I'm Done For, You Know?

No rude comments. Don't waste your time, I won't even look at them if they're rude. Any other comments accepted!:)
I'm just done for, completely. I mean, it's like stretching an elastic band till finally it reaches breaking point. And then bam, it breaks. That's me. That's my life. I've finally broken, and I really can't take anymore sh*t. Yeayea, everyone around me saying 'why can't you get better?' or 'you can get better if you want. You just don't wana*'. If ONLY it was that easy. But you'll never get it till you've gone through depression and what I've gone through.
It feels like I'm floating, you know? Everything's so surreal. I don't feel or eat or talk. Just sit there feeling nothing. I'm isolated. It's so dreamlike, yet there's one thing that gets me back to reality. Cutting. Don't you dare nag me bout that.
Then there's school, and everyone else. And when I think of them, bam. Anxiety attacks. I don't seem to identify why I feel like this, or what caused it. I don't care anymore.
You know, depressions become my comfort. My rock. Without it, maybe I'd die.
Don't call me selfish, yeah? Not like society considers ME before anything.
strongwarrior strongwarrior
18-21, F
3 Responses Jan 14, 2013

To me, cutting is the only thing that makes me feel alive now. Everything else is like an illusion. Counsellors say they understand, most of the time they do not. Only fellow cutters would understand.

Yep. Exactly true. Only someone who's been through this would ever understand. I know, everything just seems so surreal you know? I can't live without it at all x
Thanks!:)

You're not selfish. You're just in much pain and fighting it as you can. Even if it's in a damageable way, the fact that you're still fighting is actually a sign of courage and hope. I know you may not be convinced of it but it's true. I've been here too, I swear it will improve in the future if you hold on long enough. Remember to breath.

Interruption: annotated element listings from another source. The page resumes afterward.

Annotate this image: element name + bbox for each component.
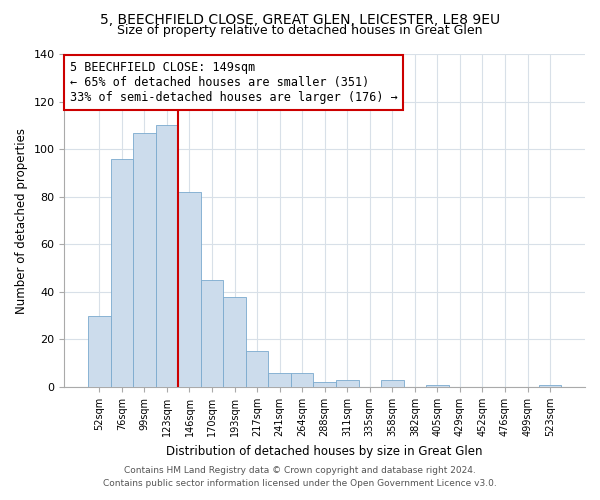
Bar (539, 384, 562, 387)
Text: Size of property relative to detached houses in Great Glen: Size of property relative to detached ho… (117, 24, 483, 37)
Bar (155, 126, 178, 387)
Bar (291, 373, 313, 387)
Bar (110, 158, 133, 387)
Y-axis label: Number of detached properties: Number of detached properties (15, 128, 28, 314)
Bar (223, 296, 246, 387)
Bar (178, 192, 201, 387)
X-axis label: Distribution of detached houses by size in Great Glen: Distribution of detached houses by size … (166, 444, 483, 458)
Text: Contains HM Land Registry data © Crown copyright and database right 2024.
Contai: Contains HM Land Registry data © Crown c… (103, 466, 497, 487)
Text: 5 BEECHFIELD CLOSE: 149sqm
← 65% of detached houses are smaller (351)
33% of sem: 5 BEECHFIELD CLOSE: 149sqm ← 65% of deta… (70, 60, 397, 104)
Text: 5, BEECHFIELD CLOSE, GREAT GLEN, LEICESTER, LE8 9EU: 5, BEECHFIELD CLOSE, GREAT GLEN, LEICEST… (100, 12, 500, 26)
Bar (88, 316, 110, 387)
Bar (426, 384, 449, 387)
Bar (268, 373, 291, 387)
Bar (336, 380, 359, 387)
Bar (381, 380, 404, 387)
Bar (313, 382, 336, 387)
Bar (246, 352, 268, 387)
Bar (201, 280, 223, 387)
Bar (133, 132, 155, 387)
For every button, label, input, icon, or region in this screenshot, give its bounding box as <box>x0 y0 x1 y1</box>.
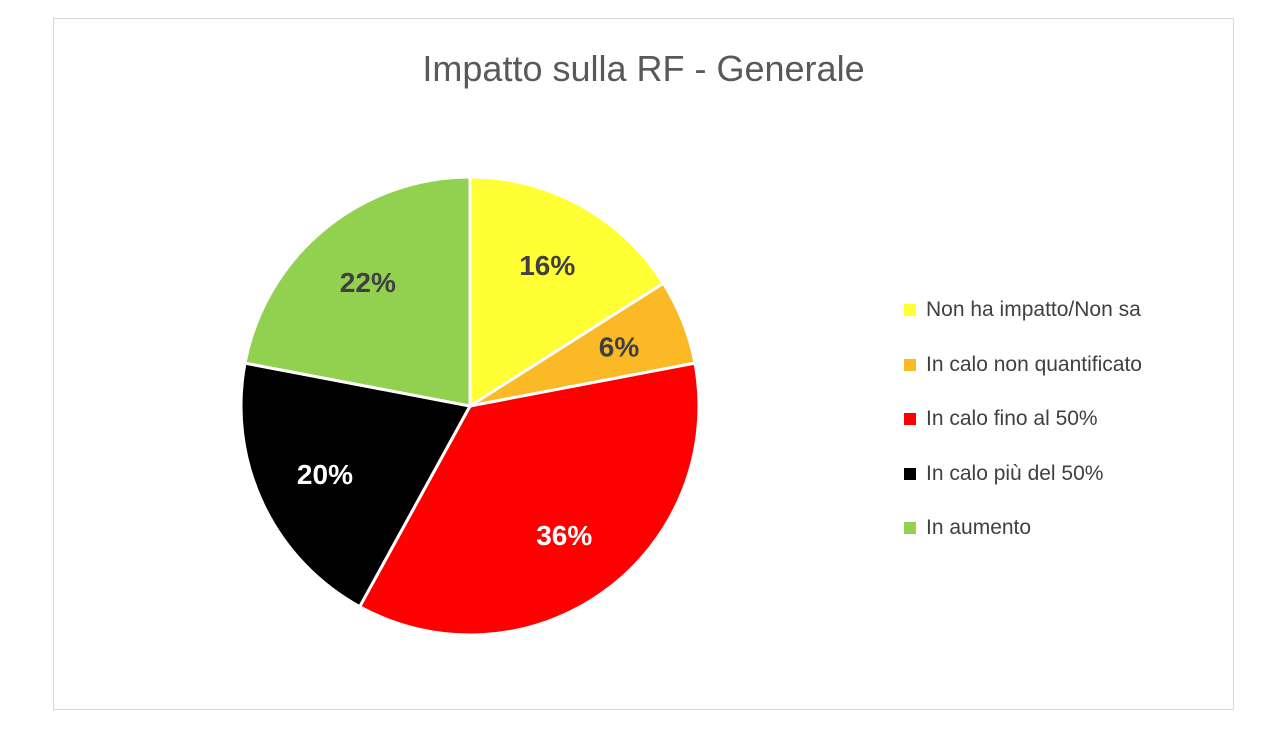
legend-label: In calo più del 50% <box>926 461 1104 485</box>
pie-slice <box>357 361 701 637</box>
legend-label: In calo non quantificato <box>926 352 1142 376</box>
slice-label: 22% <box>340 267 396 298</box>
pie-slice <box>239 361 473 609</box>
legend-label: In calo fino al 50% <box>926 407 1098 431</box>
legend-swatch <box>904 467 916 480</box>
legend-swatch <box>904 304 916 317</box>
pie-slice <box>468 175 666 409</box>
legend-item: In aumento <box>904 501 1142 556</box>
legend-swatch <box>904 358 916 371</box>
slice-label: 36% <box>536 520 592 551</box>
legend-swatch <box>904 413 916 426</box>
slice-label: 16% <box>519 250 575 281</box>
slice-label: 6% <box>599 331 640 362</box>
legend-item: In calo non quantificato <box>904 338 1142 393</box>
chart-legend: Non ha impatto/Non sa In calo non quantif… <box>904 283 1142 556</box>
pie-slice <box>243 175 472 408</box>
legend-item: In calo fino al 50% <box>904 392 1142 447</box>
legend-label: In aumento <box>926 516 1032 540</box>
chart-title: Impatto sulla RF - Generale <box>422 48 865 89</box>
slice-label: 20% <box>297 459 353 490</box>
legend-item: In calo più del 50% <box>904 447 1142 502</box>
legend-swatch <box>904 522 916 535</box>
legend-label: Non ha impatto/Non sa <box>926 298 1141 322</box>
legend-item: Non ha impatto/Non sa <box>904 283 1142 338</box>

Awwwhhhhhh, that's so sweet! :')
Thank you so much. People like you get me through the day x
I'll try. Sucks, but I'm still holding on I guess :/

When I was reading your post, I was thinking "damn, that is me". And I honestly believe...that's very sad.
People don't understand, I don't think they will... but after all I have hope on people like you and me and...all those out there.
Cause this is the only thing we have, you know? The only thing that brings us to the reality. Yeah, is not the best way to keep you feet on the ground but is the only way we know.

EXACTLY. Oh my God, you just literally told my life story.
Thank you so much. I don't even know if I can ever stop this habit.
Anyways, thanks :) means a lot x

I felt the same way reading, I hate what I need to do to keep me alive but I have to use it, the only thing I have is that.